In a recent 9th Circuit case, the Circuit Court struck down parts of California’s restrictive laws governing the carry of concealed guns. This case runs counter to several other Circuits, and we can expect that the US Supreme Court will eventually pick a case to weigh in on. Until that time, Peruta v. County of San Diego is currently the most detailed analysis of the 2nd Amendment and the historical right to carry firearms.
The Court basically takes the view of an old Georgia case where the Court said that the manner of carry could be regulated, but not strictly forbidden. Applying that to the case at hand, the Circuit Court determined that Californians have no right to carry openly, and concealed carry is only possible with a license. The crux of the challenge was that a license may issue at the discretion of the Sheriff, and the Sheriff was denying applications based on a general right of self defense.
Assuming, from the earlier US Supreme Court case of Heller, that the 2nd Amendment protects a personal right of self defense, the Circuit Court determined that Californians must be able to exercise that right in some manner outside of the home. Peruta did not challenge the ban on open carry, so the Circuit Court looked to the regulations on concealed carry and determined such restrictions were too restrictive to pass constitutional muster.
The Circuit Court then struck down the County’s restrictive interpretation that prevented applicants from receiving a concealed carry licenses merely for self defense purposes. In short, the Circuit Court ordered California to become a shall issue state.
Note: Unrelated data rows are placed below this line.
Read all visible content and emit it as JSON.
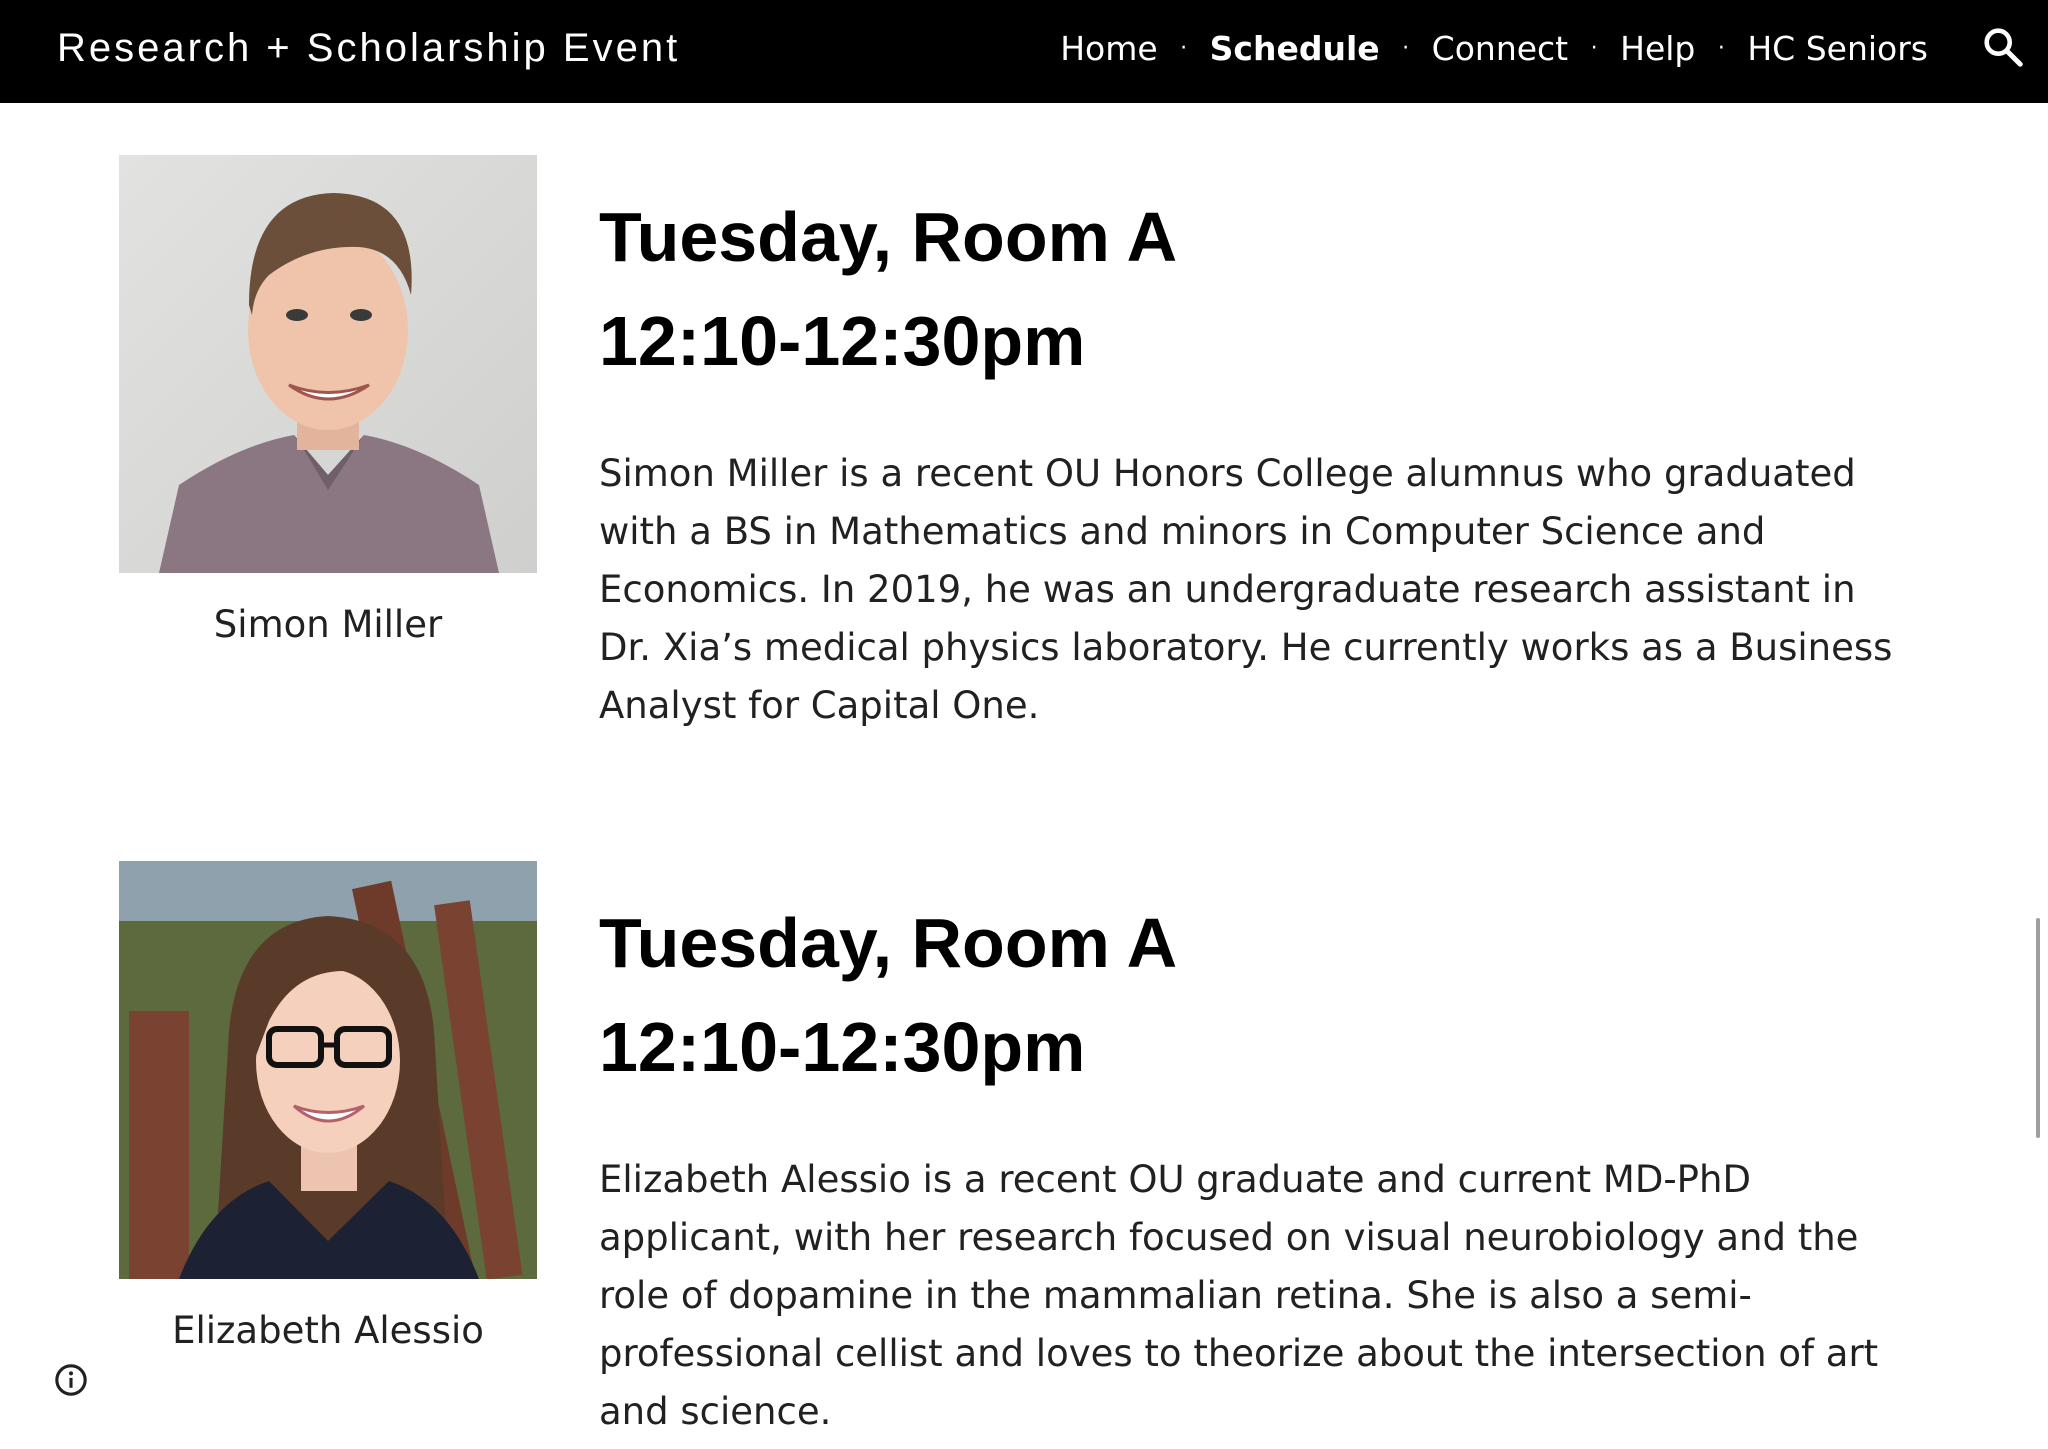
{
  "header": {
    "site_title": "Research + Scholarship Event",
    "nav": [
      {
        "label": "Home",
        "active": false
      },
      {
        "label": "Schedule",
        "active": true
      },
      {
        "label": "Connect",
        "active": false
      },
      {
        "label": "Help",
        "active": false
      },
      {
        "label": "HC Seniors",
        "active": false
      }
    ],
    "separator": "·",
    "search_icon": "search-icon"
  },
  "presenters": [
    {
      "name": "Simon Miller",
      "session_day_room": "Tuesday, Room A",
      "session_time": "12:10-12:30pm",
      "bio": "Simon Miller is a recent OU Honors College alumnus who graduated with a BS in Mathematics and minors in Computer Science and Economics. In 2019, he was an undergraduate research assistant in Dr. Xia’s medical physics laboratory. He currently works as a Business Analyst for Capital One."
    },
    {
      "name": "Elizabeth Alessio",
      "session_day_room": "Tuesday, Room A",
      "session_time": "12:10-12:30pm",
      "bio": "Elizabeth Alessio is a recent OU graduate and current MD-PhD applicant, with her research focused on visual neurobiology and the role of dopamine in the mammalian retina. She is also a semi-professional cellist and loves to theorize about the intersection of art and science."
    }
  ],
  "footer": {
    "info_icon": "info-icon"
  },
  "colors": {
    "header_bg": "#000000",
    "header_text": "#ffffff",
    "body_text": "#212121",
    "heading_text": "#000000"
  }
}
In the dissent, Judge Thomas analyzes the cases proffered by the majority and concludes that early courts, as a rule, believed that legislatures could regulate, or forbid, the carrying of concealed firearms. However, to get here Judge Thomas had to do two things: A) he admits that open carry was generally, if not always, allowed without any regulations, and B) he failed to examine the state version of the 2nd Amendment in question in each case.
Judge Thomas’ argument would support open carry without regulation, and this is far from a liberal view. However, even to get there, he had to ignore that many states, in their 2nd Amendments language, specifically allowed the legislature to regulate concealed carry. While these cases reveal the views on some gun rights, they are not definitive on concealed carry because the US constitution has no such exception.
Though I do not have a crystal ball, I suspect that some of the next cases we see will regard regulations on open carry. States such as South Carolina and California, both who completely forbid the open carrying of handguns, will be prime targets for Constitutional challenges.
Ultimately, the Supreme Court will have to wade into the fray and weigh in with its opinion. Until then, this case will serve as an excellent example of a well argued, and well reasoned opinion on the issue of the right to bear arms.